House Minority Leader Nancy Pelosi seemingly has an excuse for everything including her own viability. Now she claims that sexism is behind her fading star on Capitol Hill.
In a recent interview, Pelosi claimed her relinquished power somehow was mixed in with one of liberal’s favorite buzz words; sexism. Facing growing opposition from her own party, younger members and Democratic candidates are calling for her to step down.
Speaking to Rolling Stone Magazine, Pelosi was asked if she has been “tempted to step away” from her post as House minority leader. She said, “I think some of is it a little bit on the sexist side, although I wouldn’t normally say that.”
But she didn’t end it there. She added, “Except it’s like, really? Has anyone asked whatshisname, the one who’s the head of the Senate?”
That would be Senate Majority Leader Mitch McConnell who has not been asked to step down. But it appears Nancy is looking to point out the shiny object in the back of the room. Pelosi appeared to forget who McConnell even was in Washington.
It finally popped into her head and she blurted out, “McConnell.” Then steadying herself she said, “I mean, he’s got the lowest numbers of anybody in the world. Have you ever gone up to him and said, ‘How much longer do you think you’ll stay in this job?'”
The defense was in full gear. Pelosi appeared to have answered such a question many times before. Now fighting to keep her composure she said, “Nobody ever went up to Harry Reid and said that. Nobody ever says that to anybody except a woman. But it’s a thing.”
Hopefully Nancy remembers Harry Reid was once Senate Majority Leader under the Democratic Party banner. And yes Nancy, many people questioned his leadership.

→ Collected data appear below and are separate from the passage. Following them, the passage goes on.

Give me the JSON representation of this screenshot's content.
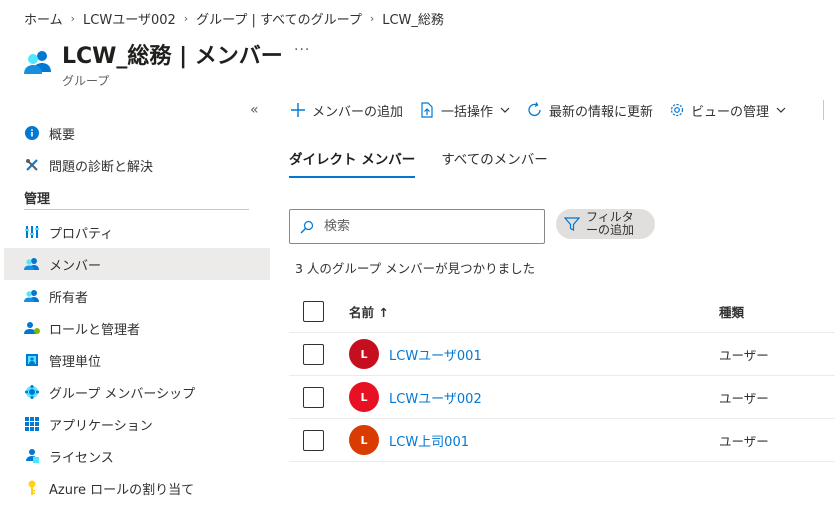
{
  "breadcrumb": [
    "ホーム",
    "LCWユーザ002",
    "グループ | すべてのグループ",
    "LCW_総務"
  ],
  "title": "LCW_総務 | メンバー",
  "subtitle": "グループ",
  "more": "...",
  "collapse": "«",
  "sidebar": {
    "items_top": [
      {
        "label": "概要",
        "icon": "info-icon"
      },
      {
        "label": "問題の診断と解決",
        "icon": "wrench-icon"
      }
    ],
    "heading": "管理",
    "items": [
      {
        "label": "プロパティ",
        "icon": "properties-icon"
      },
      {
        "label": "メンバー",
        "icon": "members-icon"
      },
      {
        "label": "所有者",
        "icon": "owners-icon"
      },
      {
        "label": "ロールと管理者",
        "icon": "roles-icon"
      },
      {
        "label": "管理単位",
        "icon": "admin-units-icon"
      },
      {
        "label": "グループ メンバーシップ",
        "icon": "group-membership-icon"
      },
      {
        "label": "アプリケーション",
        "icon": "applications-icon"
      },
      {
        "label": "ライセンス",
        "icon": "licenses-icon"
      },
      {
        "label": "Azure ロールの割り当て",
        "icon": "key-icon"
      }
    ]
  },
  "toolbar": {
    "add_member": "メンバーの追加",
    "bulk": "一括操作",
    "refresh": "最新の情報に更新",
    "view": "ビューの管理"
  },
  "tabs": [
    "ダイレクト メンバー",
    "すべてのメンバー"
  ],
  "search": {
    "placeholder": "検索"
  },
  "filter": {
    "line1": "フィルタ",
    "line2": "ーの追加"
  },
  "count_text": "3 人のグループ メンバーが見つかりました",
  "table": {
    "col_name": "名前 ↑",
    "col_type": "種類",
    "rows": [
      {
        "initial": "L",
        "name": "LCWユーザ001",
        "type": "ユーザー",
        "color": "#c50f1f"
      },
      {
        "initial": "L",
        "name": "LCWユーザ002",
        "type": "ユーザー",
        "color": "#e81123"
      },
      {
        "initial": "L",
        "name": "LCW上司001",
        "type": "ユーザー",
        "color": "#da3b01"
      }
    ]
  },
  "colors": {
    "accent": "#0078d4"
  }
}
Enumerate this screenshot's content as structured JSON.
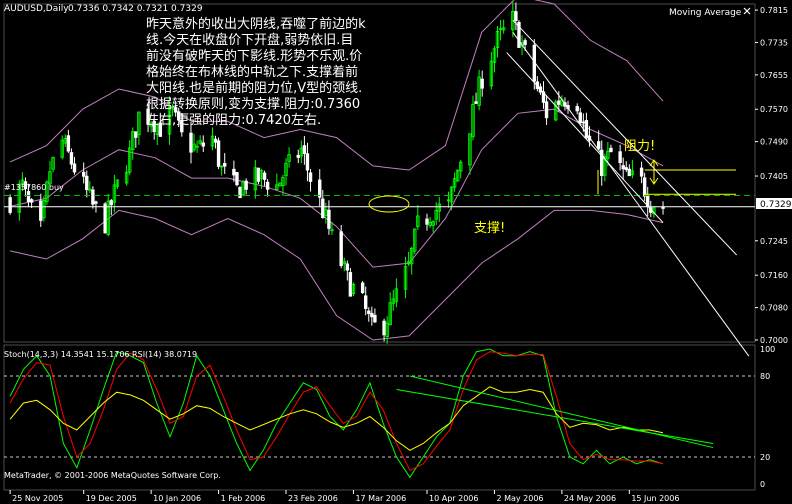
{
  "main_panel": {
    "symbol": "AUDUSD,Daily",
    "ohlc": "0.7336 0.7342 0.7321 0.7329",
    "indicator_label": "Moving Average",
    "close_icon": "close-icon",
    "order_label": "#1357860 buy",
    "price_tag": "0.7329",
    "annotation_lines": [
      "昨天意外的收出大阴线,吞噬了前边的k",
      "线.今天在收盘价下开盘,弱势依旧.目",
      "前没有破昨天的下影线.形势不乐观.价",
      "格始终在布林线的中轨之下.支撑着前",
      "大阳线.也是前期的阻力位,V型的颈线.",
      "根据转换原则,变为支撑.阻力:0.7360",
      "左右,更强的阻力:0.7420左右."
    ],
    "resistance_label": "阻力!",
    "support_label": "支撑!"
  },
  "sub_panel": {
    "header": "Stoch(14,3,3) 14.3541 15.1706  RSI(14) 38.0719",
    "copyright": "MetaTrader, © 2001-2006 MetaQuotes Software Corp."
  },
  "colors": {
    "background": "#000000",
    "bull": "#00ff00",
    "bear": "#ffffff",
    "bollinger": "#c080c0",
    "trendline": "#ffffff",
    "level_line": "#ffff00",
    "stoch_main": "#00ff00",
    "stoch_signal": "#ff0000",
    "rsi": "#ffff00",
    "annotation": "#ffffff",
    "callout": "#ffff00",
    "axis_text": "#ffffff",
    "grid_dotted": "#c8c8c8",
    "order_line": "#00c000"
  },
  "chart_data": [
    {
      "type": "candlestick",
      "title": "AUDUSD,Daily",
      "price_ticks": [
        "0.7815",
        "0.7735",
        "0.7655",
        "0.7570",
        "0.7490",
        "0.7405",
        "0.7329",
        "0.7245",
        "0.7160",
        "0.7080",
        "0.7000"
      ],
      "date_ticks": [
        "25 Nov 2005",
        "19 Dec 2005",
        "10 Jan 2006",
        "1 Feb 2006",
        "23 Feb 2006",
        "17 Mar 2006",
        "10 Apr 2006",
        "2 May 2006",
        "24 May 2006",
        "15 Jun 2006"
      ],
      "ylim": [
        0.6995,
        0.783
      ],
      "last_price": 0.7329,
      "order_price": 0.7357,
      "resistance_levels": [
        0.742,
        0.736
      ],
      "support_level": 0.7329,
      "close_path": [
        {
          "date": "2005-11-25",
          "close": 0.7345
        },
        {
          "date": "2005-11-29",
          "close": 0.738
        },
        {
          "date": "2005-12-01",
          "close": 0.733
        },
        {
          "date": "2005-12-05",
          "close": 0.727
        },
        {
          "date": "2005-12-08",
          "close": 0.742
        },
        {
          "date": "2005-12-12",
          "close": 0.749
        },
        {
          "date": "2005-12-15",
          "close": 0.744
        },
        {
          "date": "2005-12-19",
          "close": 0.738
        },
        {
          "date": "2005-12-22",
          "close": 0.733
        },
        {
          "date": "2005-12-26",
          "close": 0.729
        },
        {
          "date": "2005-12-29",
          "close": 0.736
        },
        {
          "date": "2006-01-03",
          "close": 0.746
        },
        {
          "date": "2006-01-06",
          "close": 0.7555
        },
        {
          "date": "2006-01-10",
          "close": 0.755
        },
        {
          "date": "2006-01-13",
          "close": 0.7525
        },
        {
          "date": "2006-01-17",
          "close": 0.756
        },
        {
          "date": "2006-01-20",
          "close": 0.75
        },
        {
          "date": "2006-01-25",
          "close": 0.747
        },
        {
          "date": "2006-01-30",
          "close": 0.75
        },
        {
          "date": "2006-02-02",
          "close": 0.742
        },
        {
          "date": "2006-02-07",
          "close": 0.737
        },
        {
          "date": "2006-02-10",
          "close": 0.739
        },
        {
          "date": "2006-02-15",
          "close": 0.74
        },
        {
          "date": "2006-02-20",
          "close": 0.738
        },
        {
          "date": "2006-02-23",
          "close": 0.742
        },
        {
          "date": "2006-02-28",
          "close": 0.747
        },
        {
          "date": "2006-03-03",
          "close": 0.74
        },
        {
          "date": "2006-03-07",
          "close": 0.732
        },
        {
          "date": "2006-03-10",
          "close": 0.725
        },
        {
          "date": "2006-03-15",
          "close": 0.715
        },
        {
          "date": "2006-03-20",
          "close": 0.709
        },
        {
          "date": "2006-03-23",
          "close": 0.703
        },
        {
          "date": "2006-03-27",
          "close": 0.704
        },
        {
          "date": "2006-03-30",
          "close": 0.709
        },
        {
          "date": "2006-04-04",
          "close": 0.718
        },
        {
          "date": "2006-04-07",
          "close": 0.728
        },
        {
          "date": "2006-04-12",
          "close": 0.732
        },
        {
          "date": "2006-04-17",
          "close": 0.733
        },
        {
          "date": "2006-04-20",
          "close": 0.742
        },
        {
          "date": "2006-04-25",
          "close": 0.756
        },
        {
          "date": "2006-04-28",
          "close": 0.765
        },
        {
          "date": "2006-05-03",
          "close": 0.774
        },
        {
          "date": "2006-05-08",
          "close": 0.779
        },
        {
          "date": "2006-05-11",
          "close": 0.773
        },
        {
          "date": "2006-05-16",
          "close": 0.762
        },
        {
          "date": "2006-05-19",
          "close": 0.756
        },
        {
          "date": "2006-05-24",
          "close": 0.76
        },
        {
          "date": "2006-05-29",
          "close": 0.759
        },
        {
          "date": "2006-06-01",
          "close": 0.75
        },
        {
          "date": "2006-06-06",
          "close": 0.743
        },
        {
          "date": "2006-06-09",
          "close": 0.746
        },
        {
          "date": "2006-06-14",
          "close": 0.74
        },
        {
          "date": "2006-06-19",
          "close": 0.739
        },
        {
          "date": "2006-06-22",
          "close": 0.734
        },
        {
          "date": "2006-06-26",
          "close": 0.7329
        }
      ],
      "bollinger_upper": [
        0.744,
        0.748,
        0.757,
        0.762,
        0.76,
        0.754,
        0.754,
        0.75,
        0.752,
        0.75,
        0.743,
        0.742,
        0.748,
        0.776,
        0.785,
        0.783,
        0.774,
        0.769,
        0.759
      ],
      "bollinger_middle": [
        0.733,
        0.735,
        0.742,
        0.747,
        0.745,
        0.74,
        0.74,
        0.738,
        0.735,
        0.728,
        0.718,
        0.719,
        0.73,
        0.747,
        0.756,
        0.757,
        0.752,
        0.748,
        0.743
      ],
      "bollinger_lower": [
        0.722,
        0.72,
        0.725,
        0.732,
        0.73,
        0.726,
        0.73,
        0.726,
        0.72,
        0.706,
        0.7,
        0.701,
        0.71,
        0.719,
        0.725,
        0.732,
        0.732,
        0.731,
        0.729
      ],
      "trendlines": [
        {
          "from": {
            "date": "2006-05-08",
            "price": 0.779
          },
          "to": {
            "date": "2006-07-20",
            "price": 0.721
          }
        },
        {
          "from": {
            "date": "2006-05-08",
            "price": 0.776
          },
          "to": {
            "date": "2006-07-24",
            "price": 0.696
          }
        },
        {
          "from": {
            "date": "2006-05-06",
            "price": 0.771
          },
          "to": {
            "date": "2006-06-26",
            "price": 0.729
          }
        }
      ]
    },
    {
      "type": "line",
      "title": "Stoch(14,3,3) 14.3541 15.1706  RSI(14) 38.0719",
      "ylim": [
        0,
        100
      ],
      "y_ticks": [
        "100",
        "80",
        "20",
        "0"
      ],
      "levels": [
        80,
        20
      ],
      "series": [
        {
          "name": "Stoch",
          "values": [
            65,
            85,
            95,
            80,
            30,
            12,
            40,
            70,
            98,
            95,
            90,
            60,
            35,
            60,
            95,
            80,
            55,
            30,
            10,
            25,
            45,
            60,
            75,
            70,
            50,
            40,
            55,
            75,
            45,
            20,
            5,
            20,
            35,
            45,
            80,
            98,
            100,
            95,
            95,
            98,
            95,
            50,
            20,
            15,
            25,
            15,
            20,
            15,
            18,
            15
          ]
        },
        {
          "name": "Stoch signal",
          "values": [
            60,
            78,
            90,
            88,
            50,
            20,
            30,
            55,
            85,
            97,
            92,
            70,
            45,
            50,
            80,
            88,
            65,
            40,
            18,
            20,
            35,
            52,
            68,
            72,
            58,
            45,
            50,
            68,
            55,
            30,
            10,
            15,
            28,
            40,
            70,
            92,
            98,
            97,
            95,
            96,
            96,
            65,
            30,
            18,
            22,
            18,
            18,
            17,
            17,
            15
          ]
        },
        {
          "name": "RSI(14)",
          "values": [
            48,
            60,
            62,
            55,
            45,
            40,
            50,
            60,
            68,
            66,
            62,
            55,
            48,
            52,
            58,
            56,
            50,
            45,
            40,
            44,
            48,
            52,
            55,
            52,
            46,
            42,
            45,
            50,
            42,
            32,
            25,
            30,
            38,
            45,
            58,
            65,
            72,
            68,
            68,
            70,
            68,
            52,
            42,
            45,
            44,
            40,
            42,
            40,
            40,
            38
          ]
        }
      ],
      "trendlines": [
        {
          "from": {
            "index": 29,
            "value": 70
          },
          "to": {
            "index": 49,
            "value": 30
          }
        },
        {
          "from": {
            "index": 30,
            "value": 80
          },
          "to": {
            "index": 49,
            "value": 27
          }
        }
      ]
    }
  ]
}
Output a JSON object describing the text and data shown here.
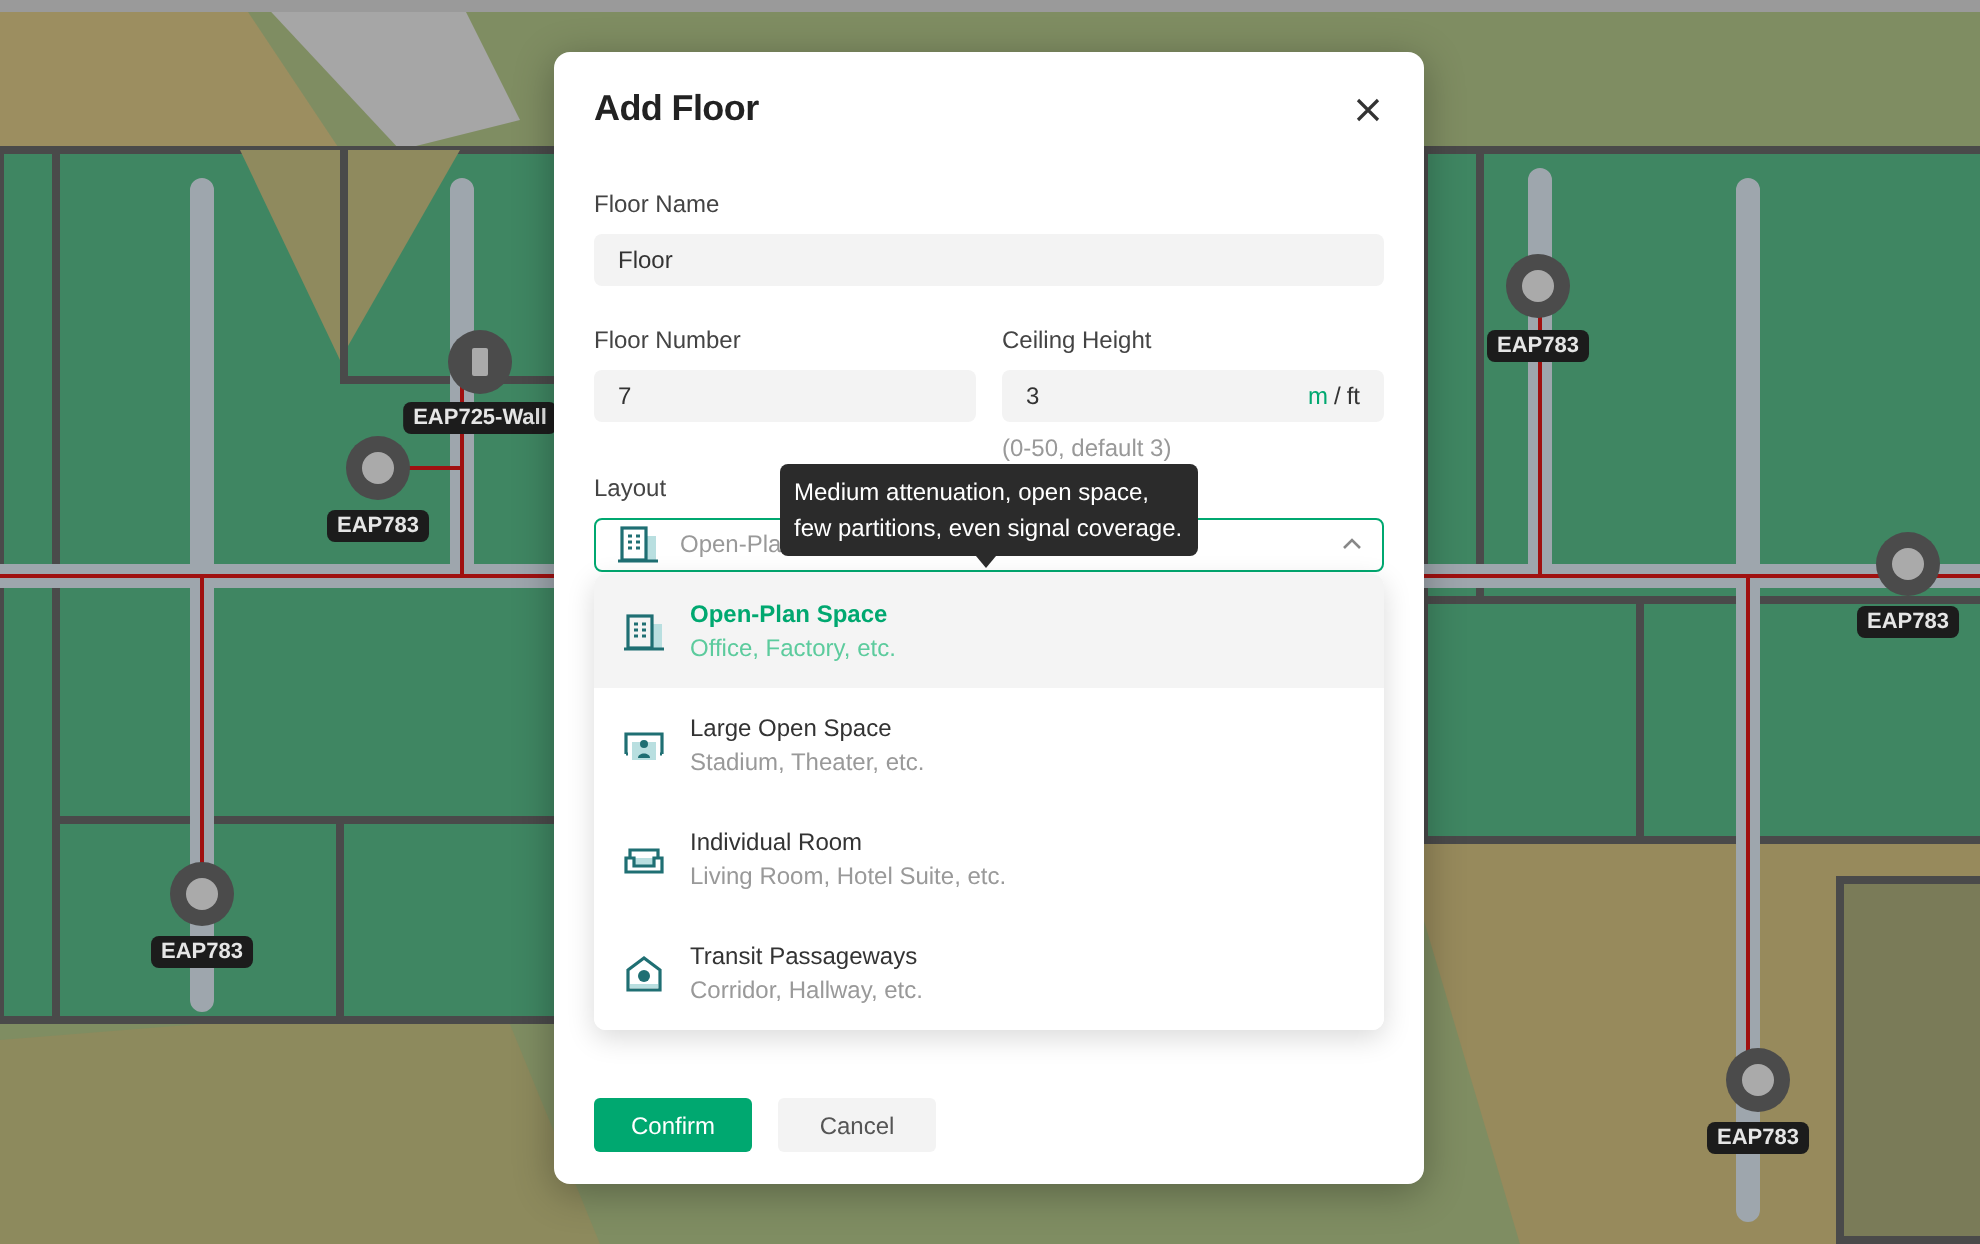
{
  "access_points": [
    {
      "label": "EAP725-Wall",
      "kind": "wall"
    },
    {
      "label": "EAP783",
      "kind": "ceiling"
    },
    {
      "label": "EAP783",
      "kind": "ceiling"
    },
    {
      "label": "EAP783",
      "kind": "ceiling"
    },
    {
      "label": "EAP783",
      "kind": "ceiling"
    },
    {
      "label": "EAP783",
      "kind": "ceiling"
    }
  ],
  "dialog": {
    "title": "Add Floor",
    "floor_name": {
      "label": "Floor Name",
      "value": "Floor"
    },
    "floor_number": {
      "label": "Floor Number",
      "value": "7"
    },
    "ceiling_height": {
      "label": "Ceiling Height",
      "value": "3",
      "units": [
        {
          "label": "m",
          "selected": true
        },
        {
          "label": "ft",
          "selected": false
        }
      ],
      "separator": "/",
      "hint": "(0-50, default 3)"
    },
    "layout": {
      "label": "Layout",
      "value": "Open-Pla",
      "expanded": true,
      "tooltip": "Medium attenuation, open space, few partitions, even signal coverage.",
      "options": [
        {
          "kind": "building",
          "title": "Open-Plan Space",
          "subtitle": "Office, Factory, etc.",
          "selected": true
        },
        {
          "kind": "stage",
          "title": "Large Open Space",
          "subtitle": "Stadium, Theater, etc.",
          "selected": false
        },
        {
          "kind": "sofa",
          "title": "Individual Room",
          "subtitle": "Living Room, Hotel Suite, etc.",
          "selected": false
        },
        {
          "kind": "house-pin",
          "title": "Transit Passageways",
          "subtitle": "Corridor, Hallway, etc.",
          "selected": false
        }
      ]
    },
    "buttons": [
      {
        "label": "Confirm",
        "kind": "primary"
      },
      {
        "label": "Cancel",
        "kind": "secondary"
      }
    ]
  }
}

Pelosi is under the gun. Many within her party feel her day has come and gone. Lately she appears confused and disoriented and her mental health is a concern. She is pushing 80-years-old and may be past her prime as a champion fundraiser for a new generation of Democrats.
Recently in Pennsylvania, Democrat candidate for Congress, Conor Lamb, vowed not to support Pelosi for speaker if the party takes the House. That was the opening salvo of a very public mutiny. He went on to win a special election in a deep-red district that President Trump carried in 2016 by 20 percentage points.
Since that moment, other Democratic congressional challengers in districts controlled by Republicans have very publicly distanced themselves from Pelosi. In the past, that would have been unthinkable with a then-powerful Pelosi at the helm.
There is a beginning and an end to everything. We all get older and a new generation is behind us. That is the reality of life. Some are more attuned to when it’s time to leave the stage. Rep. Nancy Pelosi doesn’t appear to be one of them.
A desperate Pelosi ended the interview with a familiar slam on her arch nemesis, Donald Trump. It was prophetically sad indeed. “It’s just a question of, ‘Who can fight this man who’s in the White House? Who really knows this territory?'”
The answer is many Nancy. They’re much younger and have a lot less political baggage. The House Minority Leader needs to perform.